As you suggested I used this code to make the filters zero

# code to make the filters zero
for index, item in enumerate(new_test_model.named_children()):
  with torch.no_grad():
    if(isinstance(item[1],nn.Conv2d)):
      wt_list = indices[item[0]]
      for i in wt_list:
        item[1].weight[i].copy_(torch.zeros_like(item[1].weight[i]))
        item[1].bias[i].copy_(torch.zeros_like(item[1].bias[i]))

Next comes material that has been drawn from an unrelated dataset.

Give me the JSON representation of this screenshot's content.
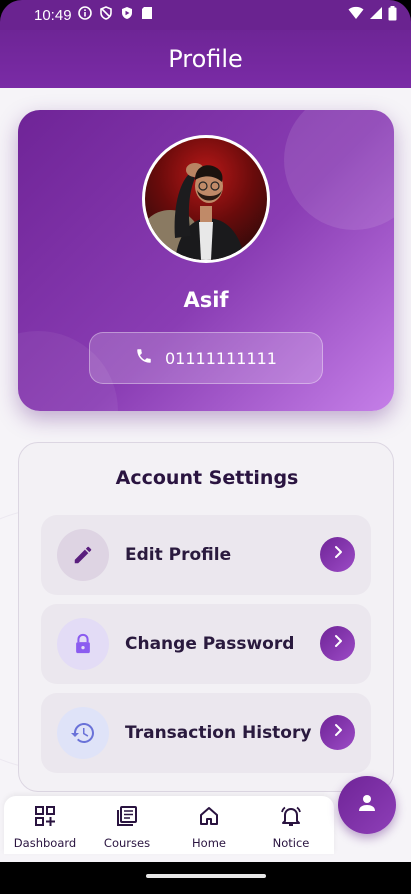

Then I checked the weights, they were zero, as I wanted them to be

# code to check the filters if they turned to zero
for index, item in enumerate(new_test_model.named_children()):
  with torch.no_grad():
    if(isinstance(item[1],nn.Conv2d)):
      wt_list = indices[item[0]]
      for i in wt_list:
        print(item[1].weight[i])

Then I executed the code below to make the gradients again

optimizer.zero_grad()

inputs, labels = iter(trainloader).next()

inputs, labels = inputs.cuda(), labels.cuda()

outputs = new_test_model(inputs)

loss = criterion(outputs, labels)

loss.backward()

And then I checked the gradients

for index, item in enumerate(new_test_model.named_children()):
    if(isinstance(item[1],nn.Conv2d)):
      wt_list = indices[item[0]]
      for i in wt_list:
        print(item[1].weight.grad[i,:,:,:])

They turned out to be non zero as expected
because till now I have not made them as zero

Then I turned the gradients to be zero using the code below

print("after loss backward")
for index, item in enumerate(new_test_model.named_children()):
  if(isinstance(item[1],nn.Conv2d)):
    wt_list = indices[item[0]]
    for i in wt_list:
      item[1].weight.grad[i,:,:,:]=0
      item[1].bias.grad[i]=0

And checked the gradients again and they were zero as expected

so when the gradients were Zero and the filters were themselves Zero there should be NO update in the filters but the filters were updated

The filters from being zero despite the gradients being zero got updated to non zero.

and to add to this even after I did optimizer.zero_grad()
without calculating the loss again and executing loss.backward()
just to check that even when all gradients are zero if then also the model is updated,
then also using just optimizer.zero_grad() and then optimizer.step()
the model got updated again.

Can you please explain what is happening or what am i missing or doing wrong.

I just want to make the filters zero and don’t want them to update

ptrblck · March 7, 2020, 3:01am

If these parameters were updated in the past and if you are using an optimizer with internal running states for all parameters (e.g. Adam), this behavior is expected.
Here is a small example.

Could this be the case, i.e. are you training these parameters and freezing them after some iterations?